A beginners guide and first steps to recovering data from a failed hard drive

A failed hard drive can be a painful experience for any normal user as it technically means that years of hard work, important data, and personal information is gone forever. The good news is that data is recoverable in most cases depending upon the nature of the damage to the hard drive. This article aims to provide the first steps to the user to determine the level of damage and to make informed decisions for recovering the information from the failed drive either by themselves or data recovery services.

  • First Steps– Relax, make sure not to overheat your “hard drive” and convince yourselves that “hard drives fail and you can recover data from them”
  • Determine the nature of failure– Hard drive failures can be classified into these broad parameters
  1. Wrong Diagnosis– Chances are bright that the failure (generally like boot failures) are not inherently disk failures but to do with other problems in your system. The best way to determine the same is taking out the drive and connecting the same with a USB as a secondary drive in a “healthy” laptop or system and check the same. If your HD is ok you should be able to operate it without any glitches. (safe to back it up at this stage)

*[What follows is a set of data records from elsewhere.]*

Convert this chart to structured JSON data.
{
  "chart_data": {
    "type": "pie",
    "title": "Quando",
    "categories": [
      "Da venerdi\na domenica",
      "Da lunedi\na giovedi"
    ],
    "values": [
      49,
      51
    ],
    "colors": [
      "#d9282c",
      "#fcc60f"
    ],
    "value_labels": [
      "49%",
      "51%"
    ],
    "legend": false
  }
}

  2. Logical Failure– There is no physical damage to the drive and the error is primarily attributed to maybe a corrupt file system or wrong formatting. It is advisable to try to give it a hand yourself to recover the data if it is only a logical failure, there are numerous software available to heal your drive and will cost you far less than sending your drive to the “surgeon”. Most of the data recovery software offers a free demo which should give you a fair idea of the recoverability. Also, it is common for this software to recover data and store the same in a different fashion i.e. all files of a particular extension in a single location and may take insane amounts of time.

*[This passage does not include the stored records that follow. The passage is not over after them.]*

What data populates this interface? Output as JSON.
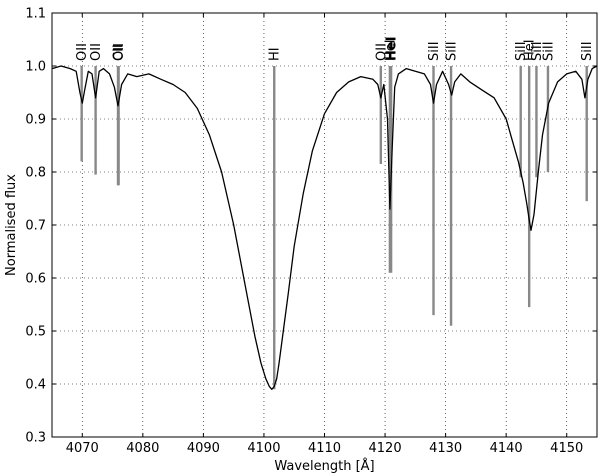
{
  "chart_data": {
    "type": "line",
    "title": "",
    "xlabel": "Wavelength [Å]",
    "ylabel": "Normalised flux",
    "xlim": [
      4065,
      4155
    ],
    "ylim": [
      0.3,
      1.1
    ],
    "xticks": [
      4070,
      4080,
      4090,
      4100,
      4110,
      4120,
      4130,
      4140,
      4150
    ],
    "yticks": [
      0.3,
      0.4,
      0.5,
      0.6,
      0.7,
      0.8,
      0.9,
      1.0,
      1.1
    ],
    "xtick_labels": [
      "4070",
      "4080",
      "4090",
      "4100",
      "4110",
      "4120",
      "4130",
      "4140",
      "4150"
    ],
    "ytick_labels": [
      "0.3",
      "0.4",
      "0.5",
      "0.6",
      "0.7",
      "0.8",
      "0.9",
      "1.0",
      "1.1"
    ],
    "grid": true,
    "colors": {
      "spectrum": "#000000",
      "line_markers": "#888888"
    },
    "series": [
      {
        "x": [
          4065.0,
          4066.5,
          4068.0,
          4069.0,
          4069.6,
          4070.0,
          4070.4,
          4071.0,
          4071.6,
          4072.2,
          4072.8,
          4073.5,
          4074.5,
          4075.3,
          4075.9,
          4076.5,
          4077.5,
          4079.0,
          4081.0,
          4083.0,
          4085.0,
          4087.0,
          4089.0,
          4091.0,
          4093.0,
          4095.0,
          4097.0,
          4098.5,
          4099.5,
          4100.3,
          4100.9,
          4101.3,
          4101.7,
          4102.1,
          4102.5,
          4103.2,
          4104.0,
          4105.0,
          4106.5,
          4108.0,
          4110.0,
          4112.0,
          4114.0,
          4116.0,
          4118.0,
          4118.8,
          4119.3,
          4119.8,
          4120.4,
          4120.8,
          4121.2,
          4121.6,
          4122.2,
          4123.5,
          4125.0,
          4126.5,
          4127.5,
          4128.0,
          4128.5,
          4129.5,
          4130.5,
          4131.0,
          4131.5,
          4132.5,
          4134.0,
          4136.0,
          4138.0,
          4140.0,
          4141.0,
          4142.0,
          4142.8,
          4143.4,
          4143.8,
          4144.1,
          4144.6,
          4145.3,
          4146.0,
          4147.0,
          4148.5,
          4150.0,
          4151.5,
          4152.5,
          4153.0,
          4153.5,
          4154.2,
          4155.0
        ],
        "values": [
          0.995,
          1.0,
          0.995,
          0.99,
          0.95,
          0.93,
          0.955,
          0.99,
          0.985,
          0.94,
          0.99,
          0.995,
          0.985,
          0.96,
          0.925,
          0.965,
          0.985,
          0.98,
          0.985,
          0.975,
          0.965,
          0.95,
          0.92,
          0.87,
          0.8,
          0.7,
          0.58,
          0.49,
          0.44,
          0.41,
          0.395,
          0.39,
          0.395,
          0.41,
          0.44,
          0.5,
          0.57,
          0.66,
          0.76,
          0.84,
          0.91,
          0.95,
          0.97,
          0.98,
          0.975,
          0.965,
          0.94,
          0.965,
          0.9,
          0.73,
          0.85,
          0.96,
          0.985,
          0.995,
          0.99,
          0.985,
          0.965,
          0.93,
          0.965,
          0.99,
          0.965,
          0.945,
          0.97,
          0.985,
          0.97,
          0.955,
          0.94,
          0.9,
          0.86,
          0.82,
          0.78,
          0.74,
          0.71,
          0.69,
          0.72,
          0.8,
          0.87,
          0.93,
          0.97,
          0.985,
          0.99,
          0.975,
          0.94,
          0.975,
          0.995,
          1.0
        ]
      }
    ],
    "line_ids": [
      {
        "label": "OII",
        "x": 4069.9,
        "bottom": 0.82,
        "bold": false
      },
      {
        "label": "OII",
        "x": 4072.2,
        "bottom": 0.795,
        "bold": false
      },
      {
        "label": "CII",
        "x": 4075.9,
        "bottom": 0.775,
        "bold": false
      },
      {
        "label": "OII",
        "x": 4076.0,
        "bottom": 0.775,
        "bold": false
      },
      {
        "label": "HI",
        "x": 4101.7,
        "bottom": 0.39,
        "bold": false
      },
      {
        "label": "OII",
        "x": 4119.3,
        "bottom": 0.815,
        "bold": false
      },
      {
        "label": "HeI",
        "x": 4120.8,
        "bottom": 0.61,
        "bold": false
      },
      {
        "label": "HeI",
        "x": 4121.0,
        "bottom": 0.61,
        "bold": true
      },
      {
        "label": "SiII",
        "x": 4128.0,
        "bottom": 0.53,
        "bold": false
      },
      {
        "label": "SiII",
        "x": 4130.9,
        "bottom": 0.51,
        "bold": false
      },
      {
        "label": "SiII",
        "x": 4142.4,
        "bottom": 0.79,
        "bold": false
      },
      {
        "label": "HeI",
        "x": 4143.8,
        "bottom": 0.545,
        "bold": false
      },
      {
        "label": "SiII",
        "x": 4145.0,
        "bottom": 0.79,
        "bold": false
      },
      {
        "label": "SiII",
        "x": 4146.9,
        "bottom": 0.8,
        "bold": false
      },
      {
        "label": "SiII",
        "x": 4153.3,
        "bottom": 0.745,
        "bold": false
      }
    ]
  }
}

  3. Mechanical Failure– This means one of your physical hard drive components is damaged. It is advisable to send it to the pros if is a clear case of mechanical failure as chances are bright that a whole bulk of data is recoverable by them. It may set you back a few hundreds or thousands of dollars depending upon your configuration and brand.

Now that the overall first steps of the diagnostic and recovery processes are clear, make a coffee for yourself and start out to salvage your precious data.